We’ve all had full-day meetings where the energy simply dissipates by 2 p.m., leaving an unavoidable midday slump. Nothing could have been further from the truth at the two Pro Bono Marathons this past October, led by Taproot Foundation and Prudential Financial. Each Prudential Pro Bono Marathon was a one-day event where carefully selected Prudential employees were paired based on their areas of expertise with nonprofits facing critical challenges in human resources, business strategy, or financial management. These employees cleared their calendars to use their business skills, pro bono, to diagnose and address their nonprofit partners’ challenges and leave them with tangible solutions that could be implemented at their organizations.
Although this was the first time Prudential has organized full-day Pro Bono Marathons with its employees, it has long been invested in strengthening the local communities in which they work. These Marathons were timed to kick off October’s Pro Bono Week 2016, an annual global campaign that celebrates and activates pro bono service across all professions using their talents to make a difference. Hosting these two pro bono events is just one of the many ways Prudential leverages its assets to do good.
Pro Bono Marathons consistently enable nonprofit organizations to better serve their target audience by addressing key strategic or operational challenges. For example, take KNOX, Inc., a local organization in Hartford, Connecticut that uses horticulture as a catalyst for community engagement. Due to recent funding shifts, KNOX wanted a business strategy to turn its landscaping workforce development program into an additional source of revenue. It was a complex challenge that required cross-functional expertise from its team of Prudential employees. Over the course of five hours, the team studied the organization, analyzed its market, created a framework for evaluating a new fee-for-service business, and outlined an outreach strategy to generate new leads. Ryan O’Halloran, director, Advancement and Marketing at KNOX, Inc., admitted, he didn’t know what to expect going in, but I left with literally tens of thousands of dollars of impact, thanks to my Prudential team’s expertise.

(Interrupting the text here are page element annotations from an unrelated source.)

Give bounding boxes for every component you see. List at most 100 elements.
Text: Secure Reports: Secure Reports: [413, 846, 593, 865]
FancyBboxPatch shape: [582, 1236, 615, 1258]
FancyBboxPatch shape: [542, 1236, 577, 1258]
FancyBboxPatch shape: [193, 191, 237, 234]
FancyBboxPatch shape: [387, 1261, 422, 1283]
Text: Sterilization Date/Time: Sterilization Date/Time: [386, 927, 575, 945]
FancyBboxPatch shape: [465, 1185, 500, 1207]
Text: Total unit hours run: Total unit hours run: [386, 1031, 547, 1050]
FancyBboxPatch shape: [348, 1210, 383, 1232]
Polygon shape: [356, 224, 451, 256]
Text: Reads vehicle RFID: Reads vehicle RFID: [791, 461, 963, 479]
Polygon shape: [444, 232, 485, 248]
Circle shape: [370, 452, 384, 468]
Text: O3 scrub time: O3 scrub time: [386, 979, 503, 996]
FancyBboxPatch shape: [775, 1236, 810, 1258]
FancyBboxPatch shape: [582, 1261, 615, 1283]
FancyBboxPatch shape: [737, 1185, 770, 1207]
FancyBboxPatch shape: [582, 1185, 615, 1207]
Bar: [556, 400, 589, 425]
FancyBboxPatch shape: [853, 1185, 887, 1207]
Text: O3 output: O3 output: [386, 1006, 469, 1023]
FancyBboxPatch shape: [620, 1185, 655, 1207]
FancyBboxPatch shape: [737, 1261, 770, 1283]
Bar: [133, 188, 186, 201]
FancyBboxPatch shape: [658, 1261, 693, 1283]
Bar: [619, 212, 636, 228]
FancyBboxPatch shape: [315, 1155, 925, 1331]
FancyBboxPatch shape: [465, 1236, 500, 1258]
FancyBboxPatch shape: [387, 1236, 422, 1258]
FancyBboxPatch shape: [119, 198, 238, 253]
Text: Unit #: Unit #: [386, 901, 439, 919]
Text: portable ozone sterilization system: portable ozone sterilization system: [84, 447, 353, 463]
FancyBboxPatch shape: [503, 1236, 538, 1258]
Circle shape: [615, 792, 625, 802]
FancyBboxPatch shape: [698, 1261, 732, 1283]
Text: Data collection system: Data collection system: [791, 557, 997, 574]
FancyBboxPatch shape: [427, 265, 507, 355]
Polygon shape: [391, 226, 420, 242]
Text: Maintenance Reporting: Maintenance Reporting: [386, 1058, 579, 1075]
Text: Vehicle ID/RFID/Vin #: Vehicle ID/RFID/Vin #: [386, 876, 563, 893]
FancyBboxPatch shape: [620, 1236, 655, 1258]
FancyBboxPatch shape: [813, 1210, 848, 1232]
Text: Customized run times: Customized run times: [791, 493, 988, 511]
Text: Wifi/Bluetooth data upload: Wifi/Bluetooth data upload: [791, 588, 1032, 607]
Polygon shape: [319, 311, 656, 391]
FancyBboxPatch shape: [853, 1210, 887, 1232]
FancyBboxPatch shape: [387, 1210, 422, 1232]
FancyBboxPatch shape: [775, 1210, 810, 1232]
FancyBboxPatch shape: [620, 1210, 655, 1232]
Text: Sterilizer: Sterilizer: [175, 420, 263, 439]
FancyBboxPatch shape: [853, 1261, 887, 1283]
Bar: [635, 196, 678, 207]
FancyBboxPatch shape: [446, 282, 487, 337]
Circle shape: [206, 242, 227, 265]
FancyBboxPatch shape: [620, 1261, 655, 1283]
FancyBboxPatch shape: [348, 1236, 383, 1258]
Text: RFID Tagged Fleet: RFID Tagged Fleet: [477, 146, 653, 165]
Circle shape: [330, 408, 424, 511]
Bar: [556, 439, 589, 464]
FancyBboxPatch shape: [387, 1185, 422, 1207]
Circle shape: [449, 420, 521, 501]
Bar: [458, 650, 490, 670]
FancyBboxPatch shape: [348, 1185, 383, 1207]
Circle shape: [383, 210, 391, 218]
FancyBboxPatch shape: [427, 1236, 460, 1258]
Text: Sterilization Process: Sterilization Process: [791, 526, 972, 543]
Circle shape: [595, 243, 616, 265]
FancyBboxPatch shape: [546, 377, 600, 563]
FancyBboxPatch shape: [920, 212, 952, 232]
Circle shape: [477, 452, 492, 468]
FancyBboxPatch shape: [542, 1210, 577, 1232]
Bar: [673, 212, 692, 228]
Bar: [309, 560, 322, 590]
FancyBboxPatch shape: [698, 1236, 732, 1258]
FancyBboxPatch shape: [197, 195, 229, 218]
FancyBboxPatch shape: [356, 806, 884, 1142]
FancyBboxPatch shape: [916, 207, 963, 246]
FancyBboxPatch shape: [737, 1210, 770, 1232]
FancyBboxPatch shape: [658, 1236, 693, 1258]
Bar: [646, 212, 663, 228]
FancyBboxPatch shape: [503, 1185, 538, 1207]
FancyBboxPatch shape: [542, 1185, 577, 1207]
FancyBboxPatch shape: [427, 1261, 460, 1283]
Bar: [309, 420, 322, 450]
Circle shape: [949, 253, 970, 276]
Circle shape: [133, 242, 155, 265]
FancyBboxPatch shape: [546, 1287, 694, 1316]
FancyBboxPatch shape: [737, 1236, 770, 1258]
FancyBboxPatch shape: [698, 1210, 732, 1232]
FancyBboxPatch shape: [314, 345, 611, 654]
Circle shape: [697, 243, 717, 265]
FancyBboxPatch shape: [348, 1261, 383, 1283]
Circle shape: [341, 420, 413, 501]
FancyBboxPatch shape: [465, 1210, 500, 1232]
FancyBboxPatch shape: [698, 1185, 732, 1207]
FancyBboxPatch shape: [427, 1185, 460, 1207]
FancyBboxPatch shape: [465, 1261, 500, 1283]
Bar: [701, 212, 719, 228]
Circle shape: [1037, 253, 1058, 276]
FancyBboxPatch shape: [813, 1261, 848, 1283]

KNOX, Inc.’s experience is not an anomaly. Prudential teams delivered across the board: over the course of the two Pro Bono Marathons, Prudential consulted 13 nonprofits, engaged 52 employees, and produced solutions that nonprofits report will improve their ability to carry out their missions. More than half of the participants anticipate major revenue increases, as well. Vincent Santilli, CEO of Homes for the Brave, an organization that supports homeless veterans, explained to the group how much access to these experts meant, saying, “What we do next is a critical decision for us. Having this analysis is really valuable and I couldn’t more grateful.”
Prudential employees were also energized by their ability to contribute substantially in such a short period of time. Jana Fallon, Prudential’s vice president of Executive and Leadership Development perhaps captured it best, “The striking ah-ha moment for me was recognizing that we don’t have to know the answers. We can add tremendous value by simply asking the right questions. I hope we can refresh that spirit in ourselves–that curiosity, that willingness to not need to know the situation we’re going into–and have the confidence that we can and will add value just by giving it our attention. Events like the Prudential Pro Bono Marathons empower corporate employees to use their skills in a new and fulfilling way, and provide nonprofit leaders with expertise they often don’t have the resources to access.